Life’s a Banquet at Convivio
Italian eatery features pasta shop in a restaurant
Walk into Convivio and there’s no doubt the pasta served here is fresh. The pasta kitchen is located by the front door with a full view of all the pasta made from scratch daily.
“We have 10 to 12 different types right now – some are flavored – and we use vegetables such as spinach or beets,” said Andrea Melani, co-owner of the Italian restaurant that opened Nov. 14 at The Bridges shopping center in Carmel. “The idea is that you can express creativity in the shapes of the pasta and it is really what Italian cuisine is known for.”
Some of the pasta is made by a machine that runs constantly, while other is made by hand. Not only is the pasta served at each meal fresh, you can also buy it by the pound to take and enjoy at home.
“I think this is a unique twist,” Melani said. “The idea is to also have sauces to sell as well but we are still working on that. We’ve just been so busy since we opened.”
Passion for food and culture.
Melani knows a few things about restaurants – he grew up in the family restaurant business in Italy. He moved to the States 17 years ago and had his first job in Indiana at Ciao in Zionsville, owned by his partner in Convivio – Emilio Cento. Melani went on to work for a few other places, including Bravo, the well-known Castleton destination.
“The passion’s always been there but opening a restaurant can be a scary thing these days, especially coming up with a new concept,” Melani said. “It took a while to get rid of the fear – I was in a good place at Bravo and about to be made partner – but things had just become stale.”
A visit from his niece gave him the final nudge.
“She was here from Italy and kept asking why I didn’t just open a restaurant and I told her it was a lot of work and she just kept asking and pressuring me,” he said. “So we started brainstorming the idea and I thought it would be cool to do a pasta shop in a restaurant. That came to me because my parents made pasta in their restaurant and we just went from there.”
The name – Convivio – took a while to come up with, Melani admits.
“Ultimately this project is about sharing the passion for common food and common culture – a place where you find a connection with Italian culture,” he said. “Convivio literally means banquet or feast as a way of sharing an experience together.”
That theme is reflected in everything from the music to the décor – with an exposed ceiling with beams, wainscoting, creamy colored walls, soft lighting, magazines and books scattered about, a quartz topped bar and tabletops made out of Indiana birch.
“It’s beautiful but unpretentious. We’re not striving for upscale but at the same time wanted to find that right balance with being a nice place where people feel comfortable,” Melani said. “It’s also reflected in the server’s uniform of jeans and a brown shirt with rolled up sleeves and a bistro apron. They look sharp and give the impression this is a nice place open to everyone.”

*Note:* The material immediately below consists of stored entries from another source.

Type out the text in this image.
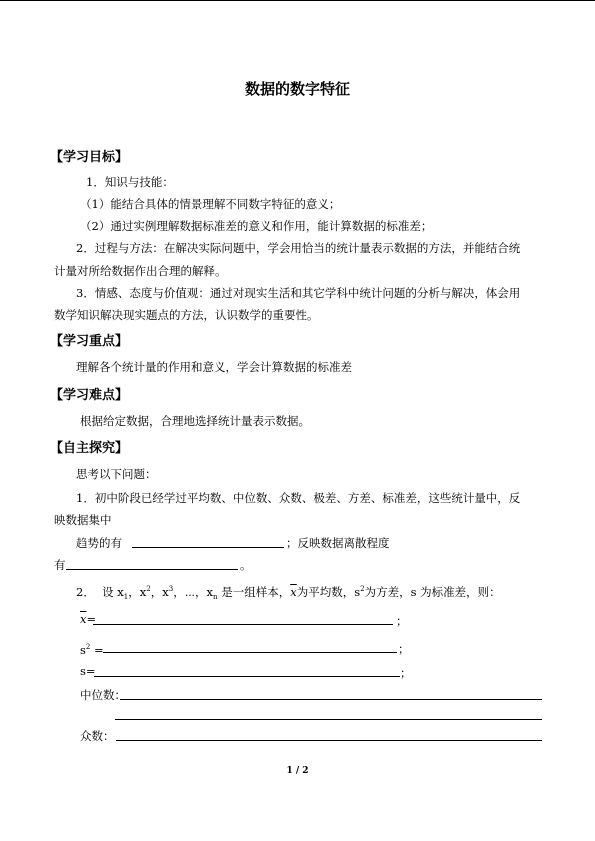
数据的数字特征
【学习目标】
1．知识与技能：
（1）能结合具体的情景理解不同数字特征的意义；
（2）通过实例理解数据标准差的意义和作用，能计算数据的标准差；
2．过程与方法：在解决实际问题中，学会用恰当的统计量表示数据的方法，并能结合统
计量对所给数据作出合理的解释。
3．情感、态度与价值观：通过对现实生活和其它学科中统计问题的分析与解决，体会用
数学知识解决现实题点的方法，认识数学的重要性。
【学习重点】
理解各个统计量的作用和意义，学会计算数据的标准差
【学习难点】
根据给定数据，合理地选择统计量表示数据。
【自主探究】
思考以下问题：
1．初中阶段已经学过平均数、中位数、众数、极差、方差、标准差，这些统计量中，反
映数据集中
趋势的有	；反映数据离散程度
有	。
2． 设 $x_1$，$x^2$，$x^3$，⋯，$x_n$ 是一组样本，$\overline{x}$为平均数，$s^2$为方差，s 为标准差，则：
$\overline{x}=$	；
$s^2$ =	；
s=	；
中位数：
众数：
1 / 2
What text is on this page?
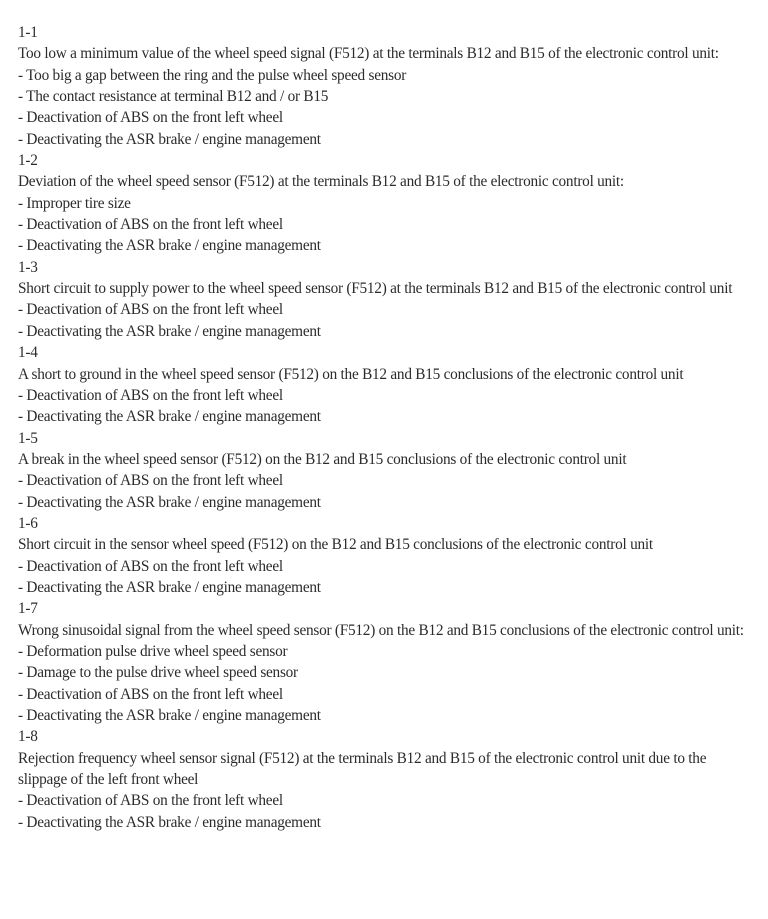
1-1
Too low a minimum value of the wheel speed signal (F512) at the terminals B12 and B15 of the electronic control unit:
- Too big a gap between the ring and the pulse wheel speed sensor
- The contact resistance at terminal B12 and / or B15
- Deactivation of ABS on the front left wheel
- Deactivating the ASR brake / engine management
1-2
Deviation of the wheel speed sensor (F512) at the terminals B12 and B15 of the electronic control unit:
- Improper tire size
- Deactivation of ABS on the front left wheel
- Deactivating the ASR brake / engine management
1-3
Short circuit to supply power to the wheel speed sensor (F512) at the terminals B12 and B15 of the electronic control unit
- Deactivation of ABS on the front left wheel
- Deactivating the ASR brake / engine management
1-4
A short to ground in the wheel speed sensor (F512) on the B12 and B15 conclusions of the electronic control unit
- Deactivation of ABS on the front left wheel
- Deactivating the ASR brake / engine management
1-5
A break in the wheel speed sensor (F512) on the B12 and B15 conclusions of the electronic control unit
- Deactivation of ABS on the front left wheel
- Deactivating the ASR brake / engine management
1-6
Short circuit in the sensor wheel speed (F512) on the B12 and B15 conclusions of the electronic control unit
- Deactivation of ABS on the front left wheel
- Deactivating the ASR brake / engine management
1-7
Wrong sinusoidal signal from the wheel speed sensor (F512) on the B12 and B15 conclusions of the electronic control unit:
- Deformation pulse drive wheel speed sensor
- Damage to the pulse drive wheel speed sensor
- Deactivation of ABS on the front left wheel
- Deactivating the ASR brake / engine management
1-8
Rejection frequency wheel sensor signal (F512) at the terminals B12 and B15 of the electronic control unit due to the slippage of the left front wheel
- Deactivation of ABS on the front left wheel
- Deactivating the ASR brake / engine management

Of course the real star at Convivio is the food. The Rigatoni Funghi Salsiccia - rigatoni pasta with mushroom porcini cream sauce, thyme, sausage and shaved Parmesan - is a customer favorite, Melani said. Another crowd pleaser is the Tagliatelle al Convivio - red bell pepper pasta tossed in a zesty red bell pepper cream sauce with chicken and topped with fresh Parmesan.
“We’re making a few changes to the menu – taking some things out and adding a few,” Melani said. “I always want to try to raise the standard of not only the service but the food. It has to be that way. It’s easy to get settled and let things get boring.”
Melani also plans to work with area farmers to use locally sourced food.
As for the future, Melani and Cento have already been approached with offers from local developers to open another location.
“I know it’s very premature but we’ve gotten quite a bit of attention and business has been great and just exceeding our expectations,” he said. “I hope that will continue and certainly, if the opportunity to do more arises we will, but for now the focus is to keep our feet on the ground and improve on what we have.”